O risco no Morro do Cristo é classificado como alto, sendo mapeado tecnicamente pela UFJF, pela Prefeitura e pelo Serviço Geológico do Brasil (SGB-CPRM). A estrutura geológica da região torna o cenário permanentemente suscetível a novos movimentos. Segundo o professor Miguel Felippe e o relatório do serviço geológico, o risco se divide conforme a composição do terreno:

  1. Queda de blocos: O relatório técnico adverte que o processo de queda ou tombamento de blocos pode ocorrer sem aviso prévio, tanto em períodos chuvosos quanto secos.
  2. Instabilidade em áreas interditadas: Locais como a Gruta de Nossa Senhora de Fátima são considerados inviáveis para eventos públicos devido à altura do paredão e à ausência de recuo de segurança.
  3. Risco de novos deslizamentos: Com o solo ainda saturado, a Defesa Civil mantém o alerta para áreas de encosta onde a vegetação foi removida ou onde existem blocos "em balanço".

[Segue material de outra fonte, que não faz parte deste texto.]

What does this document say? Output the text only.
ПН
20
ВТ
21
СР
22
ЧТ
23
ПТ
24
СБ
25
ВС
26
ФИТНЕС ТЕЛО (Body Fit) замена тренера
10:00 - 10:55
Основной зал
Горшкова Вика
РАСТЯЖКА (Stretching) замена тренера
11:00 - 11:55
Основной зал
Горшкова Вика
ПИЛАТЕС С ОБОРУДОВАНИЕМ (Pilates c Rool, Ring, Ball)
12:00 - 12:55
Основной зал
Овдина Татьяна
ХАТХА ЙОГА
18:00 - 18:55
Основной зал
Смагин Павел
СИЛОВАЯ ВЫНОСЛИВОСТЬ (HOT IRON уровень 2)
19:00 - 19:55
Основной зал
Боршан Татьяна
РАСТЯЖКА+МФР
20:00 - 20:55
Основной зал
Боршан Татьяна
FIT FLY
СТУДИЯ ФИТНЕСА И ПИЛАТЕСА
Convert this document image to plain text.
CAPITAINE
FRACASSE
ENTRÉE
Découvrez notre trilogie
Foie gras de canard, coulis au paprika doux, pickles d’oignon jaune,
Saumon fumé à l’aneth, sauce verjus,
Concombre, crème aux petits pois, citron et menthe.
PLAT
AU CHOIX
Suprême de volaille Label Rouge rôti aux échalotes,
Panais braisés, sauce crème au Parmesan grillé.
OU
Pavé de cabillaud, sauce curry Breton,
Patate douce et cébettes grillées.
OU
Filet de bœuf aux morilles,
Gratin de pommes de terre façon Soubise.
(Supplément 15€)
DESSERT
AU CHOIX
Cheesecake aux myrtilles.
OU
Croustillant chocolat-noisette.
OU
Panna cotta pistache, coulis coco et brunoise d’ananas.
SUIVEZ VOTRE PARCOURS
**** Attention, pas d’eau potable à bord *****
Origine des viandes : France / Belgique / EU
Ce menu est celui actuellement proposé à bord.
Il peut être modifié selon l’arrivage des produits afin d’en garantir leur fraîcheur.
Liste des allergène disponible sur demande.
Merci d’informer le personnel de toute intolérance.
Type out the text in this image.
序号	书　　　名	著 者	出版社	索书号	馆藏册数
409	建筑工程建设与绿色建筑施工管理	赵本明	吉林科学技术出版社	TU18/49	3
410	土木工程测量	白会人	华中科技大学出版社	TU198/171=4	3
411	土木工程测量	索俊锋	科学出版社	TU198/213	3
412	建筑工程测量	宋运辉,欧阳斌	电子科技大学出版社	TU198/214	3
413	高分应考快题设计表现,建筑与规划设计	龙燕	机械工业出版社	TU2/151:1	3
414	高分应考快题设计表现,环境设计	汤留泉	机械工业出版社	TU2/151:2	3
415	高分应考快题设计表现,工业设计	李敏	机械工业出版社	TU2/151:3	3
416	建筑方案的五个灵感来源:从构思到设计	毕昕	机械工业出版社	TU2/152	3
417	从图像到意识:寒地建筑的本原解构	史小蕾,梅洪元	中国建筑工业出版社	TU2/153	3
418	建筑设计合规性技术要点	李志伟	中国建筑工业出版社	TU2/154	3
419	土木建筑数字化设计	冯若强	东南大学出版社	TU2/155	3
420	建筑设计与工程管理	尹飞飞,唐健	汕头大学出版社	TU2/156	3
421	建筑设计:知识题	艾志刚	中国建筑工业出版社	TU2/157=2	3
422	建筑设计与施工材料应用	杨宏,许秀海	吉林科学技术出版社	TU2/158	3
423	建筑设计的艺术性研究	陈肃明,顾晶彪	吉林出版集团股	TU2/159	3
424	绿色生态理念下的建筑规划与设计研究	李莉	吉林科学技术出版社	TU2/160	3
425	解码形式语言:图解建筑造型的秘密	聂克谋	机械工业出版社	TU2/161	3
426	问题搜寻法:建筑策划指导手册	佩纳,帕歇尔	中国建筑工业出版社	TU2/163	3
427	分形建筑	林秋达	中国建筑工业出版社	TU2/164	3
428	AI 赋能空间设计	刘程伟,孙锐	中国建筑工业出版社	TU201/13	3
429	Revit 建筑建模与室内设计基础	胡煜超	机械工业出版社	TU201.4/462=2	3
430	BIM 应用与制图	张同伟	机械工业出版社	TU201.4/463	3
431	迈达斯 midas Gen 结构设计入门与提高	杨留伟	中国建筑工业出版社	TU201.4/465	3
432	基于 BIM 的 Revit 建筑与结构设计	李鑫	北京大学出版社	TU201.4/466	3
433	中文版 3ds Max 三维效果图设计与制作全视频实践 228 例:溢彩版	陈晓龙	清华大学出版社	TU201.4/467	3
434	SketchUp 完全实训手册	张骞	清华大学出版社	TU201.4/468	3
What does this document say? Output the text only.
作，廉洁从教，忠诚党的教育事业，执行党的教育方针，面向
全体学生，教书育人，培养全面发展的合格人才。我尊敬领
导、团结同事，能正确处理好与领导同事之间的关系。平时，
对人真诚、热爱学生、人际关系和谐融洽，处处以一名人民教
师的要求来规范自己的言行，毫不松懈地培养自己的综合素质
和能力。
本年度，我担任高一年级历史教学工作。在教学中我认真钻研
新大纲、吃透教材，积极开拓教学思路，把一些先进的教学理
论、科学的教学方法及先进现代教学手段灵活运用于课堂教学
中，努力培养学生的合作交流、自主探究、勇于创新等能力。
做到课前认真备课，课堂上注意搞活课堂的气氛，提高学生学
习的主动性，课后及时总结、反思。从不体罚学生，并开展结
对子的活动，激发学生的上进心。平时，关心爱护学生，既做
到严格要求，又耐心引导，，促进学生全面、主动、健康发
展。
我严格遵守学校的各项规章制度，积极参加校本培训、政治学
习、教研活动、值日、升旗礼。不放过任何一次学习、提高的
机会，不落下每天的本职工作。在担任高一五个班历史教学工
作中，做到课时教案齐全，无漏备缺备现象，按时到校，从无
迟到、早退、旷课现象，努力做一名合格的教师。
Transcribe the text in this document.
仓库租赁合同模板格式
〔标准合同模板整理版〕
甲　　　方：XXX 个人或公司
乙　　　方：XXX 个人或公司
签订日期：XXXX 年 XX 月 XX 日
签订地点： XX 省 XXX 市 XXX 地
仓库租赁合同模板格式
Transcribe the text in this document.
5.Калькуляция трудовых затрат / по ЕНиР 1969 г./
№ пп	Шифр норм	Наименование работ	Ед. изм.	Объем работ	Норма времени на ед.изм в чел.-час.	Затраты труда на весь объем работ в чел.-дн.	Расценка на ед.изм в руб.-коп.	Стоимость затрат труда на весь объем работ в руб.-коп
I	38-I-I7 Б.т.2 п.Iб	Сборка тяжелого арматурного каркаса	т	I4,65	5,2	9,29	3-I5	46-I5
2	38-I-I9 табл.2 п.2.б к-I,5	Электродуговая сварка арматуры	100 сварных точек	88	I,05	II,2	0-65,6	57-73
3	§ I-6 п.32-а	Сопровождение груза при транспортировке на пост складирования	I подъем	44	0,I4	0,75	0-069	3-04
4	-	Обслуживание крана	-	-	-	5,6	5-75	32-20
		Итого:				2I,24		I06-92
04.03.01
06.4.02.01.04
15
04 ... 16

Especialistas recomendam restringir o acesso ao morro em dias de chuva intensa e prolongada, além de monitorar constantemente as fraturas no topo dos paredões. A orientação para os moradores das áreas de encosta é manter o estado de alerta e seguir as instruções da Defesa Civil. Em caso de chuvas intensas ou surgimento de qualquer sinal de instabilidade no terreno, a orientação das autoridades é priorizar a segurança e acionar os órgãos competentes imediatamente.

Telefones de Emergência:

  • Defesa Civil: 199 (Atendimento 24h para vistorias e ocorrências de risco).
  • Corpo de Bombeiros: 193 (Emergências que envolvam risco iminente de vida ou desabamento).
  • Polícia Militar: 190 (Para suporte em evacuações de áreas de risco).